Regardless of your feelings about Microsoft, it was a tough year for what I think of as the integrity of the company's products. Integrity encompasses several items, including basic security, privacy, and reliability, but also a general feeling of trust people have in a given product--an almost subconscious understanding that something just isn't right. This notion covers a wide range of Microsoft products, from Windows servers and desktops to Internet Explorer (IE), Microsoft IIS, and Hotmail. Throughout 2001, Microsoft was the target of hundreds of hacks, attacks, and vulnerabilities. It seems as though Microsoft simply lined up its OSs and applications like yellow ducks in a carnival game--defenseless rows of potential victims, waiting to be knocked over.

Microsoft detractors will tell you that the company builds insecure products that violate its users' privacy and that it doesn't design features with an eye for security. There's some truth to that sentiment. The company and its backers, however, will say that Microsoft is a target simply because of its success. The company has so many products, the story goes, that hackers have almost no choice. There's some truth to that statement as well. But the most damning aspect of the story, in my mind, is Microsoft's response to security issues. When the same types of attacks confronted Microsoft, again and again throughout the year, the company simply promised--again and again--to get security right. Microsoft announced initiatives and code reviews, promised to make customers' systems and data secure and keep them secure--while it patched bug after bug after bug. The term Microsoft security is a joke of sorts in many circles, an oxymoron that geeks can knowingly nod their heads over and laugh about. How did the situation get this bad?

I have my own theories, which involve events such as integrating an immature IE product into Microsoft's desktop and server OSs a few years ago, then requiring customers to install IE to get critical upgrades such as the IIS Web server. Instability and poor coding opens vulnerabilities. And in a connected world, enterprising hackers tend to compromise vulnerabilities.

But that's not the primary concern, of course. What has Microsoft done to us lately?

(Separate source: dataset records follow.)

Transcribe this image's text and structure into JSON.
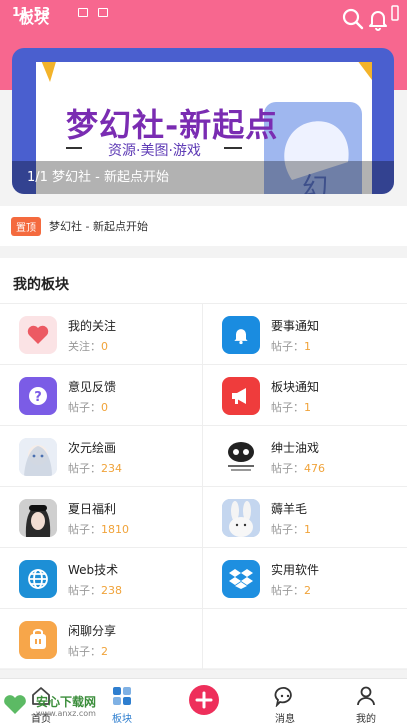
{
  "status": {
    "time": "11:53"
  },
  "header": {
    "title": "板块",
    "search_icon": "search-icon",
    "notify_icon": "bell-icon",
    "bg": "#f7678f"
  },
  "banner": {
    "art_title": "梦幻社-新起点",
    "art_subtitle": "资源·美图·游戏",
    "art_glyph": "幻",
    "caption": "1/1 梦幻社 - 新起点开始"
  },
  "sticky": {
    "badge": "置顶",
    "text": "梦幻社 - 新起点开始"
  },
  "boards": {
    "title": "我的板块",
    "items": [
      {
        "name": "我的关注",
        "stat_label": "关注：",
        "stat_value": "0",
        "icon": "heart-icon"
      },
      {
        "name": "要事通知",
        "stat_label": "帖子：",
        "stat_value": "1",
        "icon": "bell-icon"
      },
      {
        "name": "意见反馈",
        "stat_label": "帖子：",
        "stat_value": "0",
        "icon": "question-icon"
      },
      {
        "name": "板块通知",
        "stat_label": "帖子：",
        "stat_value": "1",
        "icon": "megaphone-icon"
      },
      {
        "name": "次元绘画",
        "stat_label": "帖子：",
        "stat_value": "234",
        "icon": "anime-girl-avatar"
      },
      {
        "name": "绅士油戏",
        "stat_label": "帖子：",
        "stat_value": "476",
        "icon": "meme-avatar"
      },
      {
        "name": "夏日福利",
        "stat_label": "帖子：",
        "stat_value": "1810",
        "icon": "girl-photo-avatar"
      },
      {
        "name": "薅羊毛",
        "stat_label": "帖子：",
        "stat_value": "1",
        "icon": "bunny-avatar"
      },
      {
        "name": "Web技术",
        "stat_label": "帖子：",
        "stat_value": "238",
        "icon": "globe-icon"
      },
      {
        "name": "实用软件",
        "stat_label": "帖子：",
        "stat_value": "2",
        "icon": "dropbox-icon"
      },
      {
        "name": "闲聊分享",
        "stat_label": "帖子：",
        "stat_value": "2",
        "icon": "chat-bag-icon"
      }
    ]
  },
  "tabbar": {
    "tabs": [
      {
        "label": "首页",
        "icon": "home-icon"
      },
      {
        "label": "板块",
        "icon": "grid-icon"
      },
      {
        "label": "消息",
        "icon": "message-icon"
      },
      {
        "label": "我的",
        "icon": "person-icon"
      }
    ],
    "publish_icon": "plus-icon"
  },
  "watermark": {
    "brand": "安心下载网",
    "url": "www.anxz.com"
  },
  "colors": {
    "accent": "#f7678f",
    "stat_number": "#f0a33a",
    "sticky_badge": "#f46a3e",
    "tab_active": "#2e7ecf",
    "publish": "#ee2f5b"
  }
}
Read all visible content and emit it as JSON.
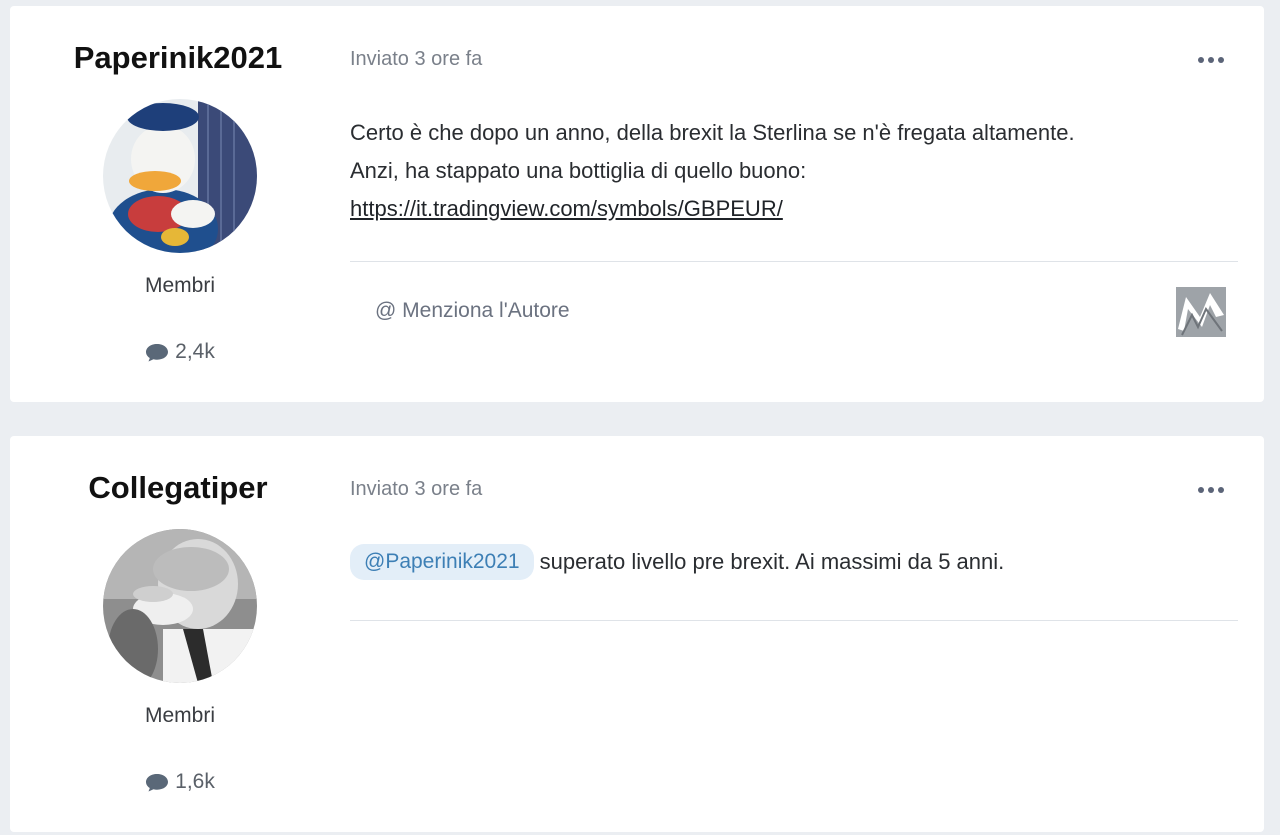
{
  "posts": [
    {
      "author": "Paperinik2021",
      "role": "Membri",
      "post_count": "2,4k",
      "date": "Inviato 3 ore fa",
      "body_lines": [
        "Certo è che dopo un anno, della brexit la Sterlina se n'è fregata altamente.",
        "Anzi, ha stappato una bottiglia di quello buono:"
      ],
      "link": "https://it.tradingview.com/symbols/GBPEUR/",
      "mention_label": "@ Menziona l'Autore",
      "icons": [
        "comment-icon",
        "more-icon",
        "brand-logo"
      ]
    },
    {
      "author": "Collegatiper",
      "role": "Membri",
      "post_count": "1,6k",
      "date": "Inviato 3 ore fa",
      "mention_tag": "@Paperinik2021",
      "body_text": "superato livello pre brexit. Ai massimi da 5 anni.",
      "icons": [
        "comment-icon",
        "more-icon"
      ]
    }
  ],
  "colors": {
    "page_bg": "#ebeef2",
    "card_bg": "#ffffff",
    "mention_bg": "#e3eef8",
    "mention_text": "#3d7fb5"
  }
}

It's almost sobering to look back at 2001, especially when you consider that the lengthy list I present here is but a small subset of all the security and privacy problems Microsoft faced last year. Indeed, I focus solely on the newsworthy issues, if you will, because it would require a dedicated publication to track nothing but security and privacy issues. Not surprisingly, we provide such a service through Mark Joseph Edward's excellent Security Administrator site.

For Microsoft, 2001 began with a preview of things to come: The company's Web properties were the victim of a multiday Denial of Service (DoS) attack that left customers unable to reach the sites. Microsoft was quick to point out that the attacks didn't take advantage of vulnerabilities in any of its products, but security experts still took the company to task for not correctly setting up its network. If Microsoft's DNS servers, which translate IP addresses into human-readable Internet locations, hadn't all been on the same subnet, hackers couldn't have attacked the company's sites so easily. Microsoft's response? The Internet is poorly designed, Microsoft executive Craig Mundie said, and it will be years before people can rearchitect the Internet to protect sites from this kind of attack. I guess DoS attacks weren't the only type of denial making the rounds that week.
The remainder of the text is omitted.